To find the value of a company's accounting earnings, look at the bottom-most part of its income statement. That's why accounting earnings is also known as "the bottom line." Accounting earnings are an important indicator for businesses themselves as well as investors. Management uses their accounting earnings to plan, while investors or shareholders can evaluate a company's profitableness.

To calculate accounting earnings, companies need to adhere to the Generally Accepted Accounting Principles (GAAP). Companies have to include all expenses incurred during the current fiscal period, such as salaries, cost of goods sold, overhead, distribution and marketing costs, depreciation, etc. Companies need to consider all of the identifiable dollar costs listed on the general ledger to determine accounting earnings. Afterward, they need to carry the value of net income or accounting earnings into their current financial statements.

Accounting Earnings Example

There are many ways to calculate accounting earnings. But generally, follow this formula:

Net Income (Accounting Earnings) = Total Revenue – Total Expenses

Mr. Brown owns a general store, and he wants to calculate his accounting earnings. To do this, he first needs to determine all of the expenses and costs of running his store. This may include the cost of inventory, employee salaries, debt interests, taxes, and any other direct and indirect cost. Next, subtract the total of these expenses from total revenue. This will bring us to the figure of accounting earnings.

$10,000 - $3,400 = $6,600 Accounting earnings for the general store.

The store owner can also determine the earnings before interest and taxes (EBIT) by excluding all interest and tax expenses from the calculation.

Accounting Earnings vs. Economic Earnings

Profit is an essential indicator for businesses and analysts alike to gauge the financial situation of a company. Analysts can look at either the accounting earnings and/or economic earnings.

Economic earnings are the same as accounting earnings but with one addition: it also calculates the opportunity costs of taking one action instead of another, also known as implicit costs.

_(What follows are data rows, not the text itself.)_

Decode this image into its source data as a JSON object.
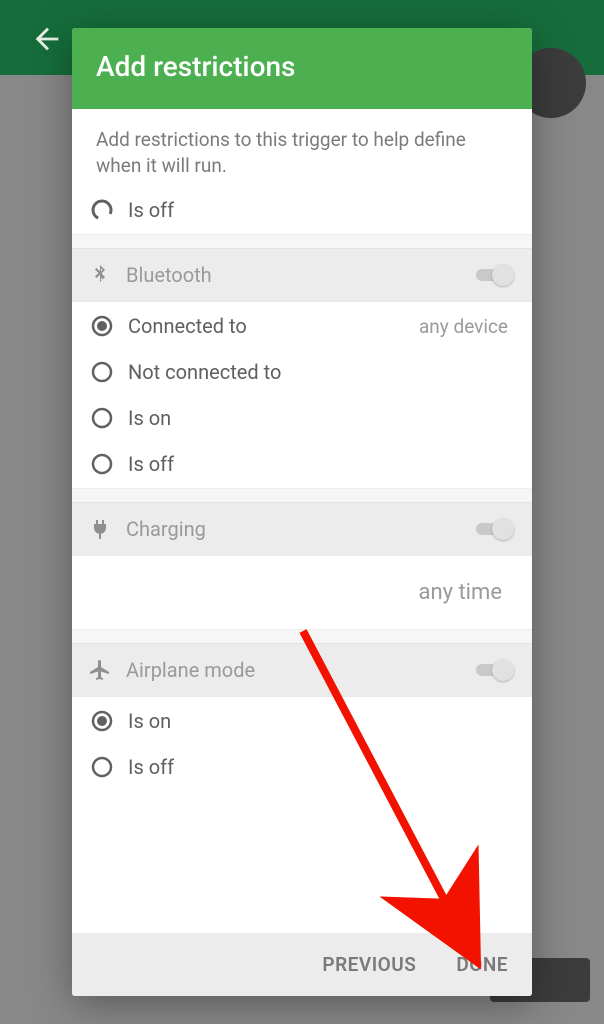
{
  "dialog": {
    "title": "Add restrictions",
    "intro": "Add restrictions to this trigger to help define when it will run.",
    "partial_option": {
      "label": "Is off"
    },
    "sections": [
      {
        "icon": "bluetooth",
        "title": "Bluetooth",
        "switch_on": false,
        "options": [
          {
            "label": "Connected to",
            "checked": true,
            "note": "any device"
          },
          {
            "label": "Not connected to",
            "checked": false
          },
          {
            "label": "Is on",
            "checked": false
          },
          {
            "label": "Is off",
            "checked": false
          }
        ]
      },
      {
        "icon": "charging",
        "title": "Charging",
        "switch_on": false,
        "note": "any time"
      },
      {
        "icon": "airplane",
        "title": "Airplane mode",
        "switch_on": false,
        "options": [
          {
            "label": "Is on",
            "checked": true
          },
          {
            "label": "Is off",
            "checked": false
          }
        ]
      }
    ],
    "actions": {
      "previous": "PREVIOUS",
      "done": "DONE"
    }
  }
}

For example, let's say that a bakery has accounting earnings of $5,000 in January. One month later, in February, the owner's net profit rises to $6,000, thanks to the addition of a new piece of kitchen equipment. Knowing this, he regrets not purchasing the equipment sooner. The economic loss would be -$1,000 for January.

(January earnings - February earnings) =Economic earnings or economic loss.

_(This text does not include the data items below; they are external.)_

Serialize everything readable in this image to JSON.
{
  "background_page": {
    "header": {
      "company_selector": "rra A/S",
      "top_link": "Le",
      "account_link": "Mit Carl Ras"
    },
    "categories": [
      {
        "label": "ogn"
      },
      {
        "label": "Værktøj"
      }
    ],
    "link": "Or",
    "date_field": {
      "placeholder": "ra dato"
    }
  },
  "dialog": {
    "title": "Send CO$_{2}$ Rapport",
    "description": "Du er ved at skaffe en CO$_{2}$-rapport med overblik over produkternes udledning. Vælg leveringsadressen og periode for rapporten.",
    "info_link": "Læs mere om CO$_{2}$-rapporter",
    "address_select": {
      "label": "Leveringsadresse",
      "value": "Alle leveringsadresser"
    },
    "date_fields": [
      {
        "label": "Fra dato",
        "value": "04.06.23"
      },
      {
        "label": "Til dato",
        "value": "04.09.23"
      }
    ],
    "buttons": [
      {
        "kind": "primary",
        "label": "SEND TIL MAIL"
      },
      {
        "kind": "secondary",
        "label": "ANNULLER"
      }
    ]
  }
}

($5,000-$6,000) = -$1,000 economic loss.

Significance of Accounting Earnings

Many companies use accounting earnings to calculate earnings per share (EPS). EPS measures a company's earnings divided by the outstanding shares of the company's common stock. This will further magnify the degree of a company's profitability in the eye of shareholders and investors. Analysts can also utilize accounting earnings to measure other useful indicators such as return on equity, return on asset, and net margin.

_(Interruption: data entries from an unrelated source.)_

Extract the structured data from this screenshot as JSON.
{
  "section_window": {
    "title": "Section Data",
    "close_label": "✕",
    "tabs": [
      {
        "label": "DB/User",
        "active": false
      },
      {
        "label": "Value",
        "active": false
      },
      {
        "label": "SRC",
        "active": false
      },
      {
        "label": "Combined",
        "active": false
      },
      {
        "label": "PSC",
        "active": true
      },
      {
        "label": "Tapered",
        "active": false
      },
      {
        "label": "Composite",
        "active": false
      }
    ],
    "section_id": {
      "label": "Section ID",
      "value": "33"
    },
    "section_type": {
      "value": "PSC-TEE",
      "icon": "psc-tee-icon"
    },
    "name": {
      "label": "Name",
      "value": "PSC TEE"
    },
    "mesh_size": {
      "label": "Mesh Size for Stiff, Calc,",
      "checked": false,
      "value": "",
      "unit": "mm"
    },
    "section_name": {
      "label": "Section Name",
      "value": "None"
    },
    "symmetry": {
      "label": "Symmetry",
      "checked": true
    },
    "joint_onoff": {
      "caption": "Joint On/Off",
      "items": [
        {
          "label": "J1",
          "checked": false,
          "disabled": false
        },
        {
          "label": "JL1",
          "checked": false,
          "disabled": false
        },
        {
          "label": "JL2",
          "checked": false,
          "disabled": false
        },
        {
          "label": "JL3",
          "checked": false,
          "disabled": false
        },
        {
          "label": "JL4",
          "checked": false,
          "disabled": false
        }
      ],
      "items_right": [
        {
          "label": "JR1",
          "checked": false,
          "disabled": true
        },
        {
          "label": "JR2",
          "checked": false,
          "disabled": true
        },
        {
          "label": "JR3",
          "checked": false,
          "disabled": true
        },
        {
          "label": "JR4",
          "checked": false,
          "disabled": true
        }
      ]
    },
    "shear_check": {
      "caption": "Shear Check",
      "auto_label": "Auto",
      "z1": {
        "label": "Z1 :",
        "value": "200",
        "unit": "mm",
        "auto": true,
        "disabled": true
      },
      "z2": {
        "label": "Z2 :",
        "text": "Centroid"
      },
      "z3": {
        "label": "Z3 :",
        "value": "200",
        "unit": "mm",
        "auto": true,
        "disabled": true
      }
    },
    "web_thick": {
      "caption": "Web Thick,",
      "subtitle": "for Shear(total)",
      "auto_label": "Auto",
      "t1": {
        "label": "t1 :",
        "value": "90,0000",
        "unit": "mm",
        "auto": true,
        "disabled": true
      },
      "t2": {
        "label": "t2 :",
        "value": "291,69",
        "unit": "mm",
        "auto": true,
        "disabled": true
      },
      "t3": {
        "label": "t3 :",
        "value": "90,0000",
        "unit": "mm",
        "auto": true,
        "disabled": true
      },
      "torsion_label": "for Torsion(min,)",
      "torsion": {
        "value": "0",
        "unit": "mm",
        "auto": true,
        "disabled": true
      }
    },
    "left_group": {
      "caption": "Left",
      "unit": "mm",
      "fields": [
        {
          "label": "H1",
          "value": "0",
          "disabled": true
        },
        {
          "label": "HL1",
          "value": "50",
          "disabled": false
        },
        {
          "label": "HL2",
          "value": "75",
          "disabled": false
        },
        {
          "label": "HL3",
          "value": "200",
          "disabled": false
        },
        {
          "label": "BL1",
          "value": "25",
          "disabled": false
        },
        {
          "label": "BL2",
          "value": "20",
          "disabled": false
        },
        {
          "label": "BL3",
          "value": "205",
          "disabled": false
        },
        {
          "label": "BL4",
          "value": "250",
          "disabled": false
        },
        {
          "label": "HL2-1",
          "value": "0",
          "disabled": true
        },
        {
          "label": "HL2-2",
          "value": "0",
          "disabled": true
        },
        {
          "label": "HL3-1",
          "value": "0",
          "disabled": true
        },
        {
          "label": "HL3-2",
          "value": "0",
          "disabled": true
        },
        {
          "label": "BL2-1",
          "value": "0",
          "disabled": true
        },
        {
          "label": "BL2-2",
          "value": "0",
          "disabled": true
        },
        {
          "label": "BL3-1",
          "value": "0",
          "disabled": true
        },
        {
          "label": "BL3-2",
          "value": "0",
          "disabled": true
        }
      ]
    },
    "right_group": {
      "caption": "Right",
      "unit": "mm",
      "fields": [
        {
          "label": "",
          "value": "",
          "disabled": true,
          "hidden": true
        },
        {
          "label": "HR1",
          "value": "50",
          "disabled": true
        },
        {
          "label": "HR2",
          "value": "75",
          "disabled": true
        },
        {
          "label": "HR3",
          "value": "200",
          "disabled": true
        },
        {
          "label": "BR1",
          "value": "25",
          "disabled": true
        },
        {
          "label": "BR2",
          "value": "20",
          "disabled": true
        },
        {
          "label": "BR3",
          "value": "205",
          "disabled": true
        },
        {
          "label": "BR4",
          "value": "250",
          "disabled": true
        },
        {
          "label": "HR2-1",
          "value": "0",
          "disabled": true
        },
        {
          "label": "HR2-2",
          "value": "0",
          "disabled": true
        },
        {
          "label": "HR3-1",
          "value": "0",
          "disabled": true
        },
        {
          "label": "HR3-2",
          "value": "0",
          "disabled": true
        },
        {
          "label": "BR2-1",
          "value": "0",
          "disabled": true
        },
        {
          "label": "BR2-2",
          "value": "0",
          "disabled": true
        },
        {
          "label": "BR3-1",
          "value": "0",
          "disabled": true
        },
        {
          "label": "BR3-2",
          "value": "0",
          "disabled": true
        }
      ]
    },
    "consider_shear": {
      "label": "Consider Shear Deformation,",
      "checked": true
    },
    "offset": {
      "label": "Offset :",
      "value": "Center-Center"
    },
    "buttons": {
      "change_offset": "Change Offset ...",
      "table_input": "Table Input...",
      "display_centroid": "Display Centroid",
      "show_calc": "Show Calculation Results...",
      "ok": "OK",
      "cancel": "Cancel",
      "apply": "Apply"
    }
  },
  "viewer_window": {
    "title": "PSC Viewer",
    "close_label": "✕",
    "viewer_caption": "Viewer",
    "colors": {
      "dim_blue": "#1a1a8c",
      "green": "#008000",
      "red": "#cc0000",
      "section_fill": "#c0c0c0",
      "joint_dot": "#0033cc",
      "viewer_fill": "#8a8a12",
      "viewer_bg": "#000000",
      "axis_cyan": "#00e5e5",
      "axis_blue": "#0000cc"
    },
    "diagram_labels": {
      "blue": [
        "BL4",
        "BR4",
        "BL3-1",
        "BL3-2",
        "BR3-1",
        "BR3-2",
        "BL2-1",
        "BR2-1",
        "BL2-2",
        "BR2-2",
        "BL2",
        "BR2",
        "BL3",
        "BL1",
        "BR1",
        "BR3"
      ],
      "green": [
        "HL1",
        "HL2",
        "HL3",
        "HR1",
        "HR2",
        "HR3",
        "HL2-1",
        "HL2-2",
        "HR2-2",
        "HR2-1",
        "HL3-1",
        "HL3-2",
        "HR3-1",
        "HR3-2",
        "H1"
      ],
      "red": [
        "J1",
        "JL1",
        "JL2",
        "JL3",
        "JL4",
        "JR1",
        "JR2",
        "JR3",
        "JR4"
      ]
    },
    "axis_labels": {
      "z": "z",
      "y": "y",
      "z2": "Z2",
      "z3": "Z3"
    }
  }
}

That said, accounting earnings may not give an accurate picture of a company's financial health, especially if the number is manipulated. That's why investors may look into economic earnings instead to get a more accurate representation of the company. Still, economic earnings include opportunity costs that require a more thorough analysis and do not usually result in an exact number, so it's more difficult to calculate.